1. **Preferred:** Command Palette (`Ctrl+Shift+P` / `Cmd+Shift+P`) → **Dev Containers: Switch Container** → pick another configuration (Ubuntu, Debian, Alpine, Alpine 32-bit, Fedora, Rocky Linux, …). If the command name differs slightly in your VS Code build, search the palette for `switch container`.

2. **If your editor does not offer Switch Container:** Command Palette → **Dev Containers: Reopen Folder Locally** (attach the window to the project on the **host**, not inside Docker). Then run **Dev Containers: Reopen in Container** — the **configuration picker** appears when several `.devcontainer/<name>/` folders exist.

3. **Status bar:** Click the green **remote / dev container** indicator (bottom-left); some versions expose “reopen locally” or container switching there (wording varies).

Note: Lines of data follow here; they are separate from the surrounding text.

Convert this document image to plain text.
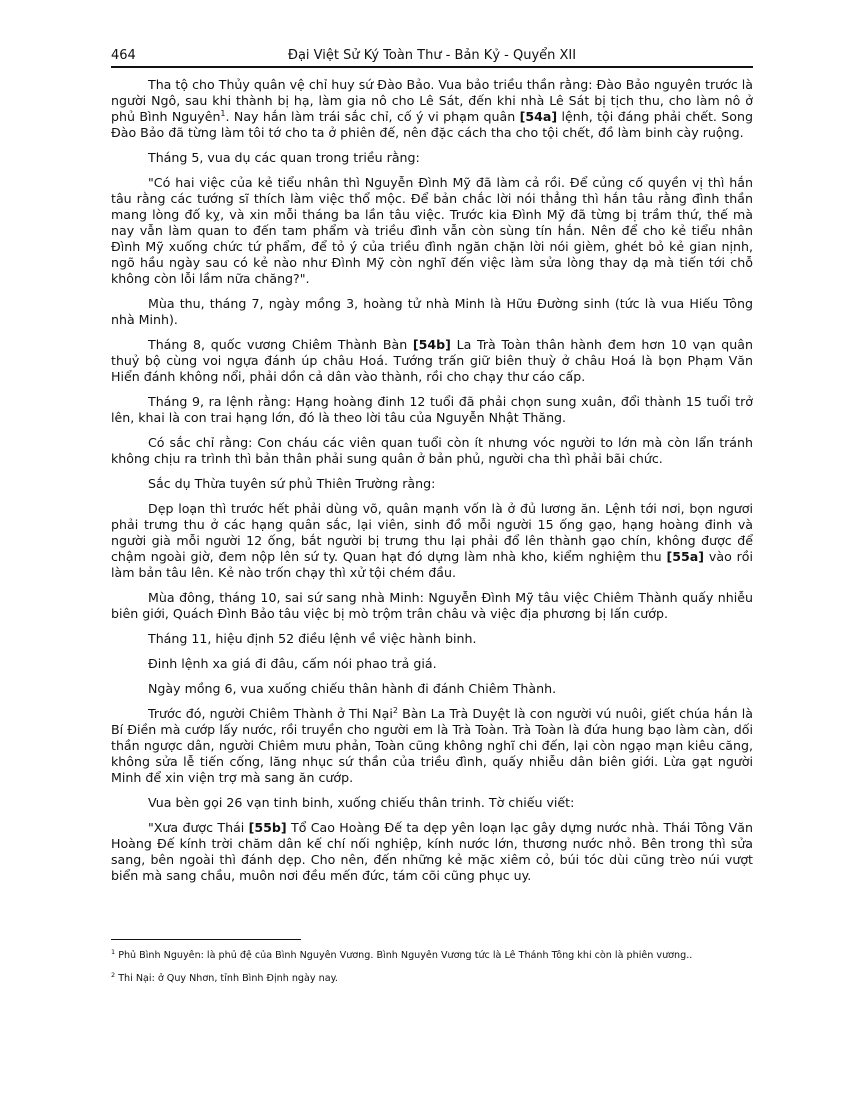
464	Đại Việt Sử Ký Toàn Thư - Bản Kỷ - Quyển XII

Tha tộ cho Thủy quân vệ chỉ huy sứ Đào Bảo. Vua bảo triều thần rằng: Đào Bảo nguyên trước là người Ngô, sau khi thành bị hạ, làm gia nô cho Lê Sát, đến khi nhà Lê Sát bị tịch thu, cho làm nô ở phủ Bình Nguyên$^1$. Nay hắn làm trái sắc chỉ, cố ý vi phạm quân [54a] lệnh, tội đáng phải chết. Song Đào Bảo đã từng làm tôi tớ cho ta ở phiên đế, nên đặc cách tha cho tội chết, đồ làm binh cày ruộng.

Tháng 5, vua dụ các quan trong triều rằng:

"Có hai việc của kẻ tiểu nhân thì Nguyễn Đình Mỹ đã làm cả rồi. Để củng cố quyền vị thì hắn tâu rằng các tướng sĩ thích làm việc thổ mộc. Để bản chắc lời nói thẳng thì hắn tâu rằng đình thần mang lòng đố kỵ, và xin mỗi tháng ba lần tâu việc. Trước kia Đình Mỹ đã từng bị trầm thứ, thế mà nay vẫn làm quan to đến tam phẩm và triều đình vẫn còn sùng tín hắn. Nên để cho kẻ tiểu nhân Đình Mỹ xuống chức tứ phẩm, để tỏ ý của triều đình ngăn chặn lời nói gièm, ghét bỏ kẻ gian nịnh, ngõ hầu ngày sau có kẻ nào như Đình Mỹ còn nghĩ đến việc làm sửa lòng thay dạ mà tiến tới chỗ không còn lỗi lầm nữa chăng?".

Mùa thu, tháng 7, ngày mồng 3, hoàng tử nhà Minh là Hữu Đường sinh (tức là vua Hiếu Tông nhà Minh).

Tháng 8, quốc vương Chiêm Thành Bàn [54b] La Trà Toàn thân hành đem hơn 10 vạn quân thuỷ bộ cùng voi ngựa đánh úp châu Hoá. Tướng trấn giữ biên thuỳ ở châu Hoá là bọn Phạm Văn Hiển đánh không nổi, phải dồn cả dân vào thành, rồi cho chạy thư cáo cấp.

Tháng 9, ra lệnh rằng: Hạng hoàng đinh 12 tuổi đã phải chọn sung xuân, đổi thành 15 tuổi trở lên, khai là con trai hạng lớn, đó là theo lời tâu của Nguyễn Nhật Thăng.

Có sắc chỉ rằng: Con cháu các viên quan tuổi còn ít nhưng vóc người to lớn mà còn lẩn tránh không chịu ra trình thì bản thân phải sung quân ở bản phủ, người cha thì phải bãi chức.

Sắc dụ Thừa tuyên sứ phủ Thiên Trường rằng:

Dẹp loạn thì trước hết phải dùng võ, quân mạnh vốn là ở đủ lương ăn. Lệnh tới nơi, bọn ngươi phải trưng thu ở các hạng quân sắc, lại viên, sinh đồ mỗi người 15 ống gạo, hạng hoàng đinh và người già mỗi người 12 ống, bắt người bị trưng thu lại phải đổ lên thành gạo chín, không được để chậm ngoài giờ, đem nộp lên sứ ty. Quan hạt đó dựng làm nhà kho, kiểm nghiệm thu [55a] vào rồi làm bản tâu lên. Kẻ nào trốn chạy thì xử tội chém đầu.

Mùa đông, tháng 10, sai sứ sang nhà Minh: Nguyễn Đình Mỹ tâu việc Chiêm Thành quấy nhiễu biên giới, Quách Đình Bảo tâu việc bị mò trộm trân châu và việc địa phương bị lấn cướp.

Tháng 11, hiệu định 52 điều lệnh về việc hành binh.

Đinh lệnh xa giá đi đâu, cấm nói phao trả giá.

Ngày mồng 6, vua xuống chiếu thân hành đi đánh Chiêm Thành.

Trước đó, người Chiêm Thành ở Thi Nại$^2$ Bàn La Trà Duyệt là con người vú nuôi, giết chúa hắn là Bí Điền mà cướp lấy nước, rồi truyền cho người em là Trà Toàn. Trà Toàn là đứa hung bạo làm càn, dối thần ngược dân, người Chiêm mưu phản, Toàn cũng không nghĩ chi đến, lại còn ngạo mạn kiêu căng, không sửa lễ tiến cống, lăng nhục sứ thần của triều đình, quấy nhiễu dân biên giới. Lừa gạt người Minh để xin viện trợ mà sang ăn cướp.

Vua bèn gọi 26 vạn tinh binh, xuống chiếu thân trinh. Tờ chiếu viết:

"Xưa được Thái [55b] Tổ Cao Hoàng Đế ta dẹp yên loạn lạc gây dựng nước nhà. Thái Tông Văn Hoàng Đế kính trời chăm dân kế chí nối nghiệp, kính nước lớn, thương nước nhỏ. Bên trong thì sửa sang, bên ngoài thì đánh dẹp. Cho nên, đến những kẻ mặc xiêm cỏ, búi tóc dùi cũng trèo núi vượt biển mà sang chầu, muôn nơi đều mến đức, tám cõi cũng phục uy.

$^1$ Phủ Bình Nguyên: là phủ đệ của Bình Nguyên Vương. Bình Nguyên Vương tức là Lê Thánh Tông khi còn là phiên vương..

$^2$ Thi Nại: ở Quy Nhơn, tỉnh Bình Định ngày nay.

After you land in the new environment, run **`make distclean`**, then **`./configure`** and **`make`** again — see [Clean rebuilds when switching environments](#clean-rebuilds-when-switching-environments). The same applies when toggling between **host** and **container** work on the same clone.

## Building Unicon inside the container

The container definitions do **not** run `./configure` or `make` for you automatically. After the environment is ready, build from `/unicon` as usual, for example:

```sh
cd /unicon
./configure
make -j
make Test
```

If this clone was previously configured or built **on the host** or **in another dev container**, run **`make distclean`** before **`./configure`** here so you do not reuse stale artifacts or permissions from the other environment (see [Clean rebuilds when switching environments](#clean-rebuilds-when-switching-environments)).

Install any extra packages your chosen `./configure` options require (graphics, SSL, and so on) with that image’s package manager (`apt`, `dnf`, `apk`, etc.).

**Alpine** uses **musl** instead of **glibc**. Behavior and third-party libraries can differ from Debian- or Fedora-class systems; use it when you explicitly want to test that stack.

## Changing or extending configurations

- Edit the **`devcontainer.json`** in the corresponding **`.devcontainer/<name>/`** folder (for example **`ubuntu-24/`** for Ubuntu 24.04).
- See the [dev container specification](https://containers.dev/) for properties such as `image`, `features`, `postStartCommand`, and custom Dockerfiles.

For project-wide contribution rules (tests, sign-off, formatting), see the top-level **[`CONTRIBUTING.md`](../CONTRIBUTING.md)** file.